Separate fasta file for each locus
1
0
Entering edit mode
5.5 years ago
NM • 0

Greetings all,

I'm currently working on a molecular ecological study and have a fasta file containing both alleles for 50 loci from 8 individuals. Some of the programs I want to use require a separate fasta file for each locus, and I'm trying to find a way to group the data into files based on their catalog locus ID.

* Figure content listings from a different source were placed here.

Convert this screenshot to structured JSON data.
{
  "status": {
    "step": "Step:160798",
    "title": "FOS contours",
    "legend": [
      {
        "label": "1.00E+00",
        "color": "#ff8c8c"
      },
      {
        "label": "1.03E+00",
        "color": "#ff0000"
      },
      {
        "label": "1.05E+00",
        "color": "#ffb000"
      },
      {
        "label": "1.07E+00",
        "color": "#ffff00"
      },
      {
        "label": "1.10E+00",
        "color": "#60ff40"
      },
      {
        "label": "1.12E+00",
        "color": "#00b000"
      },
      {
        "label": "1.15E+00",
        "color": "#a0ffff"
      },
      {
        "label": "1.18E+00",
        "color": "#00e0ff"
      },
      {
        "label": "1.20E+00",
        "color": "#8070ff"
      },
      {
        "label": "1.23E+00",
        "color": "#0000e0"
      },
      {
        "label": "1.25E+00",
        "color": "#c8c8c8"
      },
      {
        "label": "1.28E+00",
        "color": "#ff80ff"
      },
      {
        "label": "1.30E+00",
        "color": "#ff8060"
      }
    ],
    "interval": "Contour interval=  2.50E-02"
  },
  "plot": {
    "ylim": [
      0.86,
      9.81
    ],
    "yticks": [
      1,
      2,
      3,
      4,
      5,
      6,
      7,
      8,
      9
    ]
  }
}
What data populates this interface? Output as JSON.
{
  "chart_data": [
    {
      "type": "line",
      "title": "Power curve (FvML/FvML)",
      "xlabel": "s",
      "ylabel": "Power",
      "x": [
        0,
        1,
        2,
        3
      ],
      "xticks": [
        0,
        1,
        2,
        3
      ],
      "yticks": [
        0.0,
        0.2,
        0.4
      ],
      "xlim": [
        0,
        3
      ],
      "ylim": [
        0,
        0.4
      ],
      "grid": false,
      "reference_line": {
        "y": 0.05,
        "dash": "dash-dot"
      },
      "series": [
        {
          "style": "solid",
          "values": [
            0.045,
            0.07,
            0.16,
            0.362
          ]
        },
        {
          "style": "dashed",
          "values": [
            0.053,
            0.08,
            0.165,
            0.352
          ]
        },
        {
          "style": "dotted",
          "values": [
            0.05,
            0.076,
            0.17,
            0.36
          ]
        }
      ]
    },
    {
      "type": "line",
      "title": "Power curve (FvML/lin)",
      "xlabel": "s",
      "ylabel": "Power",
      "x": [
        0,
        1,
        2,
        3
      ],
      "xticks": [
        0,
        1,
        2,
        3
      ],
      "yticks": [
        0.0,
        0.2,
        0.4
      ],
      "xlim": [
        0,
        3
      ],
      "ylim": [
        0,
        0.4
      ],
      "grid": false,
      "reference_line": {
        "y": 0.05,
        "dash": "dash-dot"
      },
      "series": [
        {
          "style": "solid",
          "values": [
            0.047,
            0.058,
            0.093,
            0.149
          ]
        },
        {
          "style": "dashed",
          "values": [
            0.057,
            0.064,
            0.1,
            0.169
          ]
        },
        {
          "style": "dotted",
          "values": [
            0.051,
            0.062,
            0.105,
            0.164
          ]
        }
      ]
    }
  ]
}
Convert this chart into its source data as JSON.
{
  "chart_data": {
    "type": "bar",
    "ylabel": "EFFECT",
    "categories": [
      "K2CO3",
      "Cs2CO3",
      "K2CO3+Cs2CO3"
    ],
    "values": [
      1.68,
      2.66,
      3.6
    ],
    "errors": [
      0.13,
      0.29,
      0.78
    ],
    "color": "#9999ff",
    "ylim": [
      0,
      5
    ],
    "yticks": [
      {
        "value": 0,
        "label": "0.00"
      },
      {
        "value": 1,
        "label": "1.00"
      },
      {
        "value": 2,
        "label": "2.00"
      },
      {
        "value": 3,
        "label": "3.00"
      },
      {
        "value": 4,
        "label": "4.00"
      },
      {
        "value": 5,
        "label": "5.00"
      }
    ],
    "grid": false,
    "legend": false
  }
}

My data currently looks like this:

    >CLocus_2857_Sample_8_Locus_15367_Allele_0 [Test_1]  
AATTCGCGGTGGGGCTCTACAGGCAGCAGAATCCCTTCAGCACCCAGCCCAGGGCTGCCCTGGAGAAGGTCTGGATGTGCAGTGAATGAGATGGGGCCACAAGAAATGTGAGCTGAAGTCACGGGATGGATCCTCAGGCTGC
    >CLocus_2857_Sample_8_Locus_15367_Allele_1 [Test_1]  
AATTCGCGGTGGGGCTCTACAGGCAGCAGAATCCCTTCAGCACCCAGCCCAGGGCTGCCCTGGAGAAGGTCTGGATGTGCAGTGAATGAGATGGGGCCACAAGAAATGTGAGCTGAAGTCACGGGATGGATCCTCAGGCTGC
    >CLocus_2886_Sample_0_Locus_62236_Allele_0 [Test_2]  
AATTCAGTGTGGTGGTCTTCCTGGACTGGGTCACGGCCTTTTTTTGTGGGATGCACGTGTGCTTTGTGTGTTTGTGTGTGACCAAAAGCTAAATTAATTGGAAAATGAGTCTGTACTGTTTTGCAAATATGTTAAATGATGT
    >CLocus_2886_Sample_0_Locus_62236_Allele_1 [Test_2]  
AATTCAGTGTGGTGGTCTTCCTGGACTGGGTCACGGCCTTTTTTTGTGGGATGCACGTGTGCTTTGTGTGTTTGTGTGTGACCAAAAGCTAAATTAATTGGAAAATGAGTCTGTACTGTTTTGCAAATATGTTAAATGATGT

Where the number 'CLocus_X' is what I want to group them by.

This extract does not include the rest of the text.